For solo practitioners, however, this advantage doesn't matter, unless they plan to add additional professionals at a later date. In this case, forming as an LLC is often the better choice. In some states, however, single-member LLCs don't have any creditor protection.
In terms of tax advantages and tax law, an LLC has the flexibility to go with the default, which is âpass throughâ taxation, S-Corp. designation, which is also âpass throughâ and comes with some other restriction, or C-Corp. taxation where you pay corporate tax.
The main difference being, again, that professionals cannot operate as regular corporations and only professionals can be shareholders in a PC. Corporations default to C-Corp. taxation when they are formed.

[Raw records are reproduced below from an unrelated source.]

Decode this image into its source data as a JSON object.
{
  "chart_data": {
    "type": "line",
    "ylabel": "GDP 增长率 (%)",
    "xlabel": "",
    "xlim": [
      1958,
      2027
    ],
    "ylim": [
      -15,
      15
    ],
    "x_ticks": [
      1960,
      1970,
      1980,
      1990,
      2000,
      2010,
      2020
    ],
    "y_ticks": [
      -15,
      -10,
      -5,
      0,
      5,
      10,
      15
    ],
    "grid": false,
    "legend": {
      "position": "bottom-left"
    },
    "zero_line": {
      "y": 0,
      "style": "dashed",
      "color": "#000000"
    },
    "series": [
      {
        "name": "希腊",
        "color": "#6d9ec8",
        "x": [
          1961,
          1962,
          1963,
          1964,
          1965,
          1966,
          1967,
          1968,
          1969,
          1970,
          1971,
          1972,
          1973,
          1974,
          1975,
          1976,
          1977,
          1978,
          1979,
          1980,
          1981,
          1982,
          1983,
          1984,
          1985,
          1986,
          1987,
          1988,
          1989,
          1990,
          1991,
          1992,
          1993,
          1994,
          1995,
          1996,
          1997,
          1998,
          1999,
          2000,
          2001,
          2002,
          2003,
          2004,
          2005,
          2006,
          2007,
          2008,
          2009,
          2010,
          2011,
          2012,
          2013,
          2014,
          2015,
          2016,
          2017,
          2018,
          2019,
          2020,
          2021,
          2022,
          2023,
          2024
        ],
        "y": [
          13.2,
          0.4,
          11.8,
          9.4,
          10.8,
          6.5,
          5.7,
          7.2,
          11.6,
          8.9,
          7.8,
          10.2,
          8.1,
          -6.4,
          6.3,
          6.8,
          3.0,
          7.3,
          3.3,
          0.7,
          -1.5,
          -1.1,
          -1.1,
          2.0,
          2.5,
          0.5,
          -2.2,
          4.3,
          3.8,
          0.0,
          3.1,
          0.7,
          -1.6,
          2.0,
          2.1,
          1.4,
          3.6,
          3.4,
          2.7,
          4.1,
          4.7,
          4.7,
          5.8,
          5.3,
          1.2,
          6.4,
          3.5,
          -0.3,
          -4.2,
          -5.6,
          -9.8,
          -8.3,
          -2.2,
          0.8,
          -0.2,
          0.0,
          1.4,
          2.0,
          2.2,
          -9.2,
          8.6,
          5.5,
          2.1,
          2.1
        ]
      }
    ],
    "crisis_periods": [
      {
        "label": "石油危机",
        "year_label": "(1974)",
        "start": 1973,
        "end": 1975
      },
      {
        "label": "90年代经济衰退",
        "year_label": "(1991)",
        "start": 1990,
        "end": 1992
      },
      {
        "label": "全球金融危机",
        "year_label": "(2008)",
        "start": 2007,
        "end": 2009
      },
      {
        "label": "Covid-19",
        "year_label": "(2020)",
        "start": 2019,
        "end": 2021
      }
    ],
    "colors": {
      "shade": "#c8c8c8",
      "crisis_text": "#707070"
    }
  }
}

This means that they are considered a taxpaying entity and pay corporate tax on income.
An LLC can be opened by pretty much anyone who wants to run a business and protect their personal assets. This is what is meant by the term limited personal liability and the main reason people who start off as sole proprietors or in partnerships choose to incorporate.
A lawyer is any person who has graduated from law school and has earned a J.D. A lawyer may not necessarily have taken a Bar exam to practice law. An attorney, on the other hand, is licensed to practice law after passing a state Bar exam. It is an attorney who can use the esquire title after her name.
To become an attorney, one must do two things: graduate from law school and then pass the state licensing exam (know n as the Bar exam). Once a person graduates from law school, he can add the initials J.D. after his name, which stands for Juris Doctor, or the degree garnered.
What Does Esq. Mean When Talking About an Attorney? There are many initials that typically follow an attorneyâs name. One of those is Esq., which stands for esquire. In the legal field, there is a different connotation for what it means when Esq. follows an attorneyâs name instead of her credentials.
It's proper practice for opposing attorneys in a case to use Esq. when addressing correspondence to each other. However, itâs not required that the title be used when addressing an attorney. In more casual, social correspondence, Esq. should be included instead of a courtesy title of Mr. or Mrs. Both should not be used when writing to an attorney.
Instead, itâs a courtesy title that is used when addressing correspondence to a practicing lawyer, or attorney, who is now an esquire. For example, you might write on an envelope: Ms. Jane Smith, Esq.